No one tells you that becoming a parent can help heal your own childhood trauma.
“Do you think parenting has brought up anything from your childhood?” the social worker asked.
“Yes.” I paused, figuring out where to start. “In short, I just wish that I had a parent like me. And I wish the social workers had taken us into care that day.” I choked back tears. The last few weeks had been hard. Heavy. I’d not been managing ‘life’ the way I used to pre-parenthood. I’d known something wasn’t ‘right’ with me for a while. All my usual techniques weren’t working. Meditation. Reflective journaling. Calming homegrown herbs I’d dried into teas. Identifying new plants. Reading psychology books.
The social worker began tippy tappying away. As a foster carer, I knew better than to be honest, but I couldn’t help it. Truth leaked out of me these days, like milk from my new maternal mental mammary glands.
“It’s just for your records, you can speak honestly”. She lied.
“There was just so much that should’ve been handled differently, that could’ve changed the outcome of my life. And now that I’m parenting myself, it really isn’t that hard to keep your kids safe.”
This was definitely going on my records now. I’d be flagged on the system as ‘needing support’, and if at some point in the inevitable future a spiteful birth parent complained about me, it would be off with my head. I’m not joking.
“Hmm yes” she said, slowly sipping her tea. “I read your case notes, it’s bizarre how they just dropped everything and never got involved again despite you still being at risk, isn’t it? That must bring up a lot for you?”
She was probing now and I was taking the bait. I can’t hide from the fact that since I became a parent, flashbacks of my childhood – once tightly packed away in steel boxes with bows on the top – had returned in force. No one warns you about that.
And worst of all, I was having happy memories too. Albeit, they were the ones where I’d run away somewhere and spend the day reading books, or times I’d get lost wandering fields – hunting for fossils – before phones and social media and responsibilities. They are reminders of the innocence and purity that childhood should feel like. Tiny moments my brain says ‘ah, yes, here’s a part that looks right!’. They are few and far between, but they are there nonetheless.
Normally with a mental health anomaly such as this, I go full ‘investigation’ mode. My inner soul detective yells ‘WHO STARTED THIS?’ and ‘FIND THE SOURCE, FIX THE PROBLEM!’ and ‘WHERE’S THE LEAK?’. She storms around my brain in a Type A flurry, desperately trying to patch up the holes that are leaching the peace I’ve worked incredibly hard to claim.
But something feels different this time.
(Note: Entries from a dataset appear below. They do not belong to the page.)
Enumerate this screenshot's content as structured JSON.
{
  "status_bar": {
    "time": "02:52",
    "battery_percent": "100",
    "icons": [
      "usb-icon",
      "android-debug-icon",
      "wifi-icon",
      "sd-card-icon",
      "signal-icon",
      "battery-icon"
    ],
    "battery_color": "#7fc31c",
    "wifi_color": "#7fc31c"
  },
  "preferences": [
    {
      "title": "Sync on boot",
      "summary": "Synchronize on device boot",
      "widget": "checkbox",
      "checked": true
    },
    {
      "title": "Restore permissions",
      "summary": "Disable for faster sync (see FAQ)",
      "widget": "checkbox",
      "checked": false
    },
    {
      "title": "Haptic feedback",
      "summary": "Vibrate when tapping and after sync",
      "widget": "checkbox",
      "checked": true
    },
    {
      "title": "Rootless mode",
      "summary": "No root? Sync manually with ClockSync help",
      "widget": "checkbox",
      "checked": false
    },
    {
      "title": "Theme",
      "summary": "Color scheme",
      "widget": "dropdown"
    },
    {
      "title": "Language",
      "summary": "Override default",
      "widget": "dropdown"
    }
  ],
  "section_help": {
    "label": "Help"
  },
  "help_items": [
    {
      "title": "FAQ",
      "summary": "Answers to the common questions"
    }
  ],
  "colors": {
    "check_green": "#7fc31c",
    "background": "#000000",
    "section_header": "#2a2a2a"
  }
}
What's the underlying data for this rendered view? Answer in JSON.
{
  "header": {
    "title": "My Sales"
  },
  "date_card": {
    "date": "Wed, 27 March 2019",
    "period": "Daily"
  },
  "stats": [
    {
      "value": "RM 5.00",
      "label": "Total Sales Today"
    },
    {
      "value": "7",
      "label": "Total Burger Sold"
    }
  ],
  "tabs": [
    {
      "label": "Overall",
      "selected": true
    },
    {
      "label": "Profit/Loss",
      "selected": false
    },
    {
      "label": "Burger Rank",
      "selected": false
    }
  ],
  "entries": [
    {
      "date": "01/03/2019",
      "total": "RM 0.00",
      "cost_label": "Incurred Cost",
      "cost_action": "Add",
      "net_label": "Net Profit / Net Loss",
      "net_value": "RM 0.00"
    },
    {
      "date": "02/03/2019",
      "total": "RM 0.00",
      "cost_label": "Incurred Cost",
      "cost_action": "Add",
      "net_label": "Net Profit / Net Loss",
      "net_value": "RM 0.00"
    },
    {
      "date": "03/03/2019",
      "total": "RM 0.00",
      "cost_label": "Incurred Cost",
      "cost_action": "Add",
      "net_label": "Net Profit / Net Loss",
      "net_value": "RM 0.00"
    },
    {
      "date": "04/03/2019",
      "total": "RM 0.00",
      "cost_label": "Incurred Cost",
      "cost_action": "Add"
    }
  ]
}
I don’t think I’m meant to fix this ‘problem’. I kind of think I’m meant to just sit and watch it flow past. Like a twisted Disney parade in slow motion, where no one talks. The memories are meant to ‘be there’. They are asking me to let them move on now that I know how it should have been. Now that I know what childhood can look like.
I almost feel like I’m simply a witness to it all now, rather than a participant. Like when a ghost walks through people in the movies, and it makes them all uncomfortable for a minute, like their organs have been temporarily rearranged, but also like they’ve just experienced something deeply profound – that’s me.
The ghosts of my past have come back to heal me. With a little haunting in the process. I aspire to be as patient as these old memories are encouraging me to become.
And in the meantime…she is recovering…she is healing.

Angelica has centuries of folklore surrounding protection, guidance and guardianship. In European folklore it was sometimes called the “Holy Ghost Root” and was planted near homes for protection. Angelica has a long history in traditional herbal medicine for use in recovery from exhaustion or injury, to warm and strengthen the body. It looks very similar to cow parsley but is bigger!